The greatest achievement of written language and the thing we had learned from its invention was that sounds could be written down as combinations of a finite number of elements – alphabets. English has only 26 letters, yet we add new words every year to the lexicon. The beauty lies in the aspect that this language was created with 26 characters, each denoting a sound to utter. When combined differently, all the letters have a composite sound which becomes the word we utter. These 26 letters/characters are the fundamental elements of language. All of them share the similar burden – denoting a sound to be made. Each represents a different sound. The existing alphabet system cannot solve the problem of articulating the surplus or deficit. This is where the natural sequence of events directs someone to break something down into uniform elements to compare. Remember, the sodium ion had just as much deficit as the chlorine ion had a surplus of – a single electron. We know this now, but it isn’t that obvious if we begin to ask what things mean.

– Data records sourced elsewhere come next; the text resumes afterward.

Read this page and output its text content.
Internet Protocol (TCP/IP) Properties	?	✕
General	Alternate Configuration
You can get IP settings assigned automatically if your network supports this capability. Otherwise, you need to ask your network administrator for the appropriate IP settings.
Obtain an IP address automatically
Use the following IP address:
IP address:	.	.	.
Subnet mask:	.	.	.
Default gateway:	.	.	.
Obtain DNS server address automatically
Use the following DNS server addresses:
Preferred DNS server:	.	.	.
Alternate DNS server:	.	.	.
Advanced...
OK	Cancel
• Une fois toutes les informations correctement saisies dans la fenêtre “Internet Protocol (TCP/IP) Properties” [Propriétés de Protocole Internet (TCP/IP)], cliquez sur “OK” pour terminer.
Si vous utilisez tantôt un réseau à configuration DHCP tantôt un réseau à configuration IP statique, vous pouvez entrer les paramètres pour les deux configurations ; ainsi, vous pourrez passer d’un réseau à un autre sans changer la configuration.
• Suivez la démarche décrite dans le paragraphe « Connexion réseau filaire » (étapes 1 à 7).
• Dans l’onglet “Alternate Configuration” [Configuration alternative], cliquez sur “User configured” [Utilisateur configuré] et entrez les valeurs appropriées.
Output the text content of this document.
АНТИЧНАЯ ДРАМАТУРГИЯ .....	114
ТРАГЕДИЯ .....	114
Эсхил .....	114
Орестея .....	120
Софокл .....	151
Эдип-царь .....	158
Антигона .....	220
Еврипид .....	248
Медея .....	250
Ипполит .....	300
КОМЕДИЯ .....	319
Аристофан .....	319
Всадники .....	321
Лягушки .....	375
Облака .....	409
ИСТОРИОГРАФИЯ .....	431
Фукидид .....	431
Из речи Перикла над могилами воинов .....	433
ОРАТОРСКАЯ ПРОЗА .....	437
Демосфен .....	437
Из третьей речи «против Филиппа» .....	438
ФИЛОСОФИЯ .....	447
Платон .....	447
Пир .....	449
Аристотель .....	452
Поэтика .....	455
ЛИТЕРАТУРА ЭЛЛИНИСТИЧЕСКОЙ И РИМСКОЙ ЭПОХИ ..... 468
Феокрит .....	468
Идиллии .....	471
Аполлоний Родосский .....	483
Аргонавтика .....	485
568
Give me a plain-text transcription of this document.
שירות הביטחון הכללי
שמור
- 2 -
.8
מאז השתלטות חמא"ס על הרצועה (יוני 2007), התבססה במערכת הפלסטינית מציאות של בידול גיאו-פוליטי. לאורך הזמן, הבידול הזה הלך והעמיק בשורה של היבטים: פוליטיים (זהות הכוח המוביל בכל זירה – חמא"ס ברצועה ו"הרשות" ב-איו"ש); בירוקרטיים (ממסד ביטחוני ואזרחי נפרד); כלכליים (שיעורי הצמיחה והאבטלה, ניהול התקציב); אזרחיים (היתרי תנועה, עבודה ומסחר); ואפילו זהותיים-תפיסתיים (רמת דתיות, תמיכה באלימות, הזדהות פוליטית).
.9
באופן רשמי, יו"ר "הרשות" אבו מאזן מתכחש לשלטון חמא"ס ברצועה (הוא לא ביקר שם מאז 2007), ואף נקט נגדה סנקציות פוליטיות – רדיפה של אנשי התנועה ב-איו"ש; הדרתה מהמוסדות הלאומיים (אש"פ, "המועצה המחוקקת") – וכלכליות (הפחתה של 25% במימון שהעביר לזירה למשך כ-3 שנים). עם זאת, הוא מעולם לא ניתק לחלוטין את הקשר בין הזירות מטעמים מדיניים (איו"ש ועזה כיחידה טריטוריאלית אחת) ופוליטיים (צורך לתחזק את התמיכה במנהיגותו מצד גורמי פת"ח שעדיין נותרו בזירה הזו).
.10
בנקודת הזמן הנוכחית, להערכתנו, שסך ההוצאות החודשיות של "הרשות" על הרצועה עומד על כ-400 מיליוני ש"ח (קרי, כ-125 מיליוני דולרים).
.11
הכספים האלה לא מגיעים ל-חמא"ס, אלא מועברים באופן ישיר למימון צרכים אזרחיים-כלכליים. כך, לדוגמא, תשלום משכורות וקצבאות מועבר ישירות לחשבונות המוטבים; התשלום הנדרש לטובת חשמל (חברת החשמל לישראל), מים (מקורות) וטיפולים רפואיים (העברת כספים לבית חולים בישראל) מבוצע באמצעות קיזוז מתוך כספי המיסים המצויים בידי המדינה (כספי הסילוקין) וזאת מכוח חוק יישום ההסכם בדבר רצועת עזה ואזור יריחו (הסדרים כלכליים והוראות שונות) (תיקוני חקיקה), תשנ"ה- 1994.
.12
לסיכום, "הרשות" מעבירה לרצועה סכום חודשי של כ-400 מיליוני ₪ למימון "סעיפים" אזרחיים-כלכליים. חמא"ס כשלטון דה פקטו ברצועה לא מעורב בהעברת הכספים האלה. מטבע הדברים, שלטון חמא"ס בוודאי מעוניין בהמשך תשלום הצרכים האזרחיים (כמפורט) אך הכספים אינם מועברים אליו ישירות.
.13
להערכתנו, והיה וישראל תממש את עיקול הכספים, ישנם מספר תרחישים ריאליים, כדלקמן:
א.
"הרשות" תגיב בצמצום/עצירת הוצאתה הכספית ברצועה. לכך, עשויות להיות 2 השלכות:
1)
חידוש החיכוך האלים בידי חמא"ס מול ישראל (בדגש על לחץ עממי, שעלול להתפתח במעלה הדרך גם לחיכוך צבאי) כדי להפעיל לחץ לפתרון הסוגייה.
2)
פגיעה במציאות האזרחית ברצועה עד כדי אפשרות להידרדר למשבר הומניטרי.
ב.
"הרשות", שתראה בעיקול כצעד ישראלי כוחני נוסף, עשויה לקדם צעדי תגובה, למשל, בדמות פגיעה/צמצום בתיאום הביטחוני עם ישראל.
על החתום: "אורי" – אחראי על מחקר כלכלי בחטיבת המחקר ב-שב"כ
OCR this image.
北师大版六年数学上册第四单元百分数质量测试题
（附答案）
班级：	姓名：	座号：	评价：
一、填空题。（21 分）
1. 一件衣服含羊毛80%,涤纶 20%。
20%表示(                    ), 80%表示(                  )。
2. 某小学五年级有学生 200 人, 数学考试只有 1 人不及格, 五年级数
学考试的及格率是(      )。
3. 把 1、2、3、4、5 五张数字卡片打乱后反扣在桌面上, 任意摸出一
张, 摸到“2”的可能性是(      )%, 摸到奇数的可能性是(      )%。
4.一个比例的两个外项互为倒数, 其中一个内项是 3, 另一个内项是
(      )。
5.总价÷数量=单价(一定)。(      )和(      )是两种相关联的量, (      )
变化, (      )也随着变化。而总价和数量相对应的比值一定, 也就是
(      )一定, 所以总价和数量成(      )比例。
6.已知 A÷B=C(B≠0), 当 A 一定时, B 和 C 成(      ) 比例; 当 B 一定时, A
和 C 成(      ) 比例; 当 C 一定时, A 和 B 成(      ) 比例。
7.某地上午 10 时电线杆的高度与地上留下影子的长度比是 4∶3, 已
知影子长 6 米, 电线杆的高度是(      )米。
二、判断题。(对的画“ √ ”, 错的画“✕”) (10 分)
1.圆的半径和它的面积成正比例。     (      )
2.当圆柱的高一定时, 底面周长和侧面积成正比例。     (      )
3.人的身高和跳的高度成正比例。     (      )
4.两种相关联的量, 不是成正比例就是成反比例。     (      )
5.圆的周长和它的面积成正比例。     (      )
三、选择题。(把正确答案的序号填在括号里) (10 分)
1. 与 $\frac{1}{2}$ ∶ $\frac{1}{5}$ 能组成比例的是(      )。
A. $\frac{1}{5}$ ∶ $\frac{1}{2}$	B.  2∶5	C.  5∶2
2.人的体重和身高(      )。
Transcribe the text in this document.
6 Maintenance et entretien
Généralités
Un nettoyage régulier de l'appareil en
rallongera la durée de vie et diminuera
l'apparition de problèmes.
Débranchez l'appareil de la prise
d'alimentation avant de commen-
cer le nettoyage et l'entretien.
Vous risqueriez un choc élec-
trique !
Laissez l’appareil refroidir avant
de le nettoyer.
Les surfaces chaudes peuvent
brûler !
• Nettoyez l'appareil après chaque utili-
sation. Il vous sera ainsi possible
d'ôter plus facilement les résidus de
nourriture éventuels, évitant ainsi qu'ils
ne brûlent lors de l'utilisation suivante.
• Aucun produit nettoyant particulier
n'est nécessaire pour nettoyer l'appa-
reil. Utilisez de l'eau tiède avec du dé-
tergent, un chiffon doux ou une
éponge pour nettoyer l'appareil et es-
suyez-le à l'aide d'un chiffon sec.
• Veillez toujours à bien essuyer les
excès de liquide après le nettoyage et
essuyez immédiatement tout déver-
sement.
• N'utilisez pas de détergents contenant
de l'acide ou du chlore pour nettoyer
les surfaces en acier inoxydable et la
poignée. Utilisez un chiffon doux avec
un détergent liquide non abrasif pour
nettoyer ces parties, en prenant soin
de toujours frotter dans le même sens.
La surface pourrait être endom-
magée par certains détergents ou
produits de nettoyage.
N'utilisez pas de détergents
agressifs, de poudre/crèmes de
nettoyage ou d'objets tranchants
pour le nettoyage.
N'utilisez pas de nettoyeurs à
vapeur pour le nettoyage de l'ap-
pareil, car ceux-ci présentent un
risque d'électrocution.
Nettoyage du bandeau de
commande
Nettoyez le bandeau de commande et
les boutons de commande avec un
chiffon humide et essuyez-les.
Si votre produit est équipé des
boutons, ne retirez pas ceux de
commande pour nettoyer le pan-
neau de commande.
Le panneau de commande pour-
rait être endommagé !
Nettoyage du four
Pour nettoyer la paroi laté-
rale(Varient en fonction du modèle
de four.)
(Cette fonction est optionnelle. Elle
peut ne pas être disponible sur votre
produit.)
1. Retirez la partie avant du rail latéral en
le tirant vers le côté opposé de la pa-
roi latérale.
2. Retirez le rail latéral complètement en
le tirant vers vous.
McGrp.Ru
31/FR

The existing physical object, let’s say cotton for now, needs to be compared between both the individuals. How much more than one of the two does the other have? Let us say these two individuals meet somewhere and place their respective bales of cotton. At the end, both want to end up with equal amounts of cotton. Both agree to take what appears to be the excess in one and place it in the bale with lesser cotton in it. They wish to repeat the same for wheat, but one of the two has this feeling that he is giving up more cotton than how much wheat he is getting in return. At the end, both have equal quantities of cotton and wheat. Yet, that feeling of uneasiness persists in one of the two. He is unable to articulate why. So, the natural instinct to count kicks in. Let’s call these two A & B, to keep things simple. The next time they meet, A tells B to form a cup out of his hands and A wants to see how much cotton he is giving up for the wheat he’s getting. It seems natural that A begins counting without knowing he’s counting. Of course, humans even back then had 10 fingers. Every time B took some wheat or cotton in his hand and moved from the surplus to the deficit, A put up a finger. He noted that a few fingers less were put up for wheat than cotton. Inadvertently, A & B together came up with the concept of counting. What they counted became numbers. These numbers would become the elements of a new language that would articulate things not to extol their beauty like a line of prose. This new language would end up developing a set of rules that would solve much bigger problems, yet making the way these problems were solved understandable through symbolic representations, like the alphabet did with languages like Greek, Latin, English & so on, to name a few. As it becomes obvious, civilisation brought forward such advancements merely through the features of naturally occurring inequalities & differences.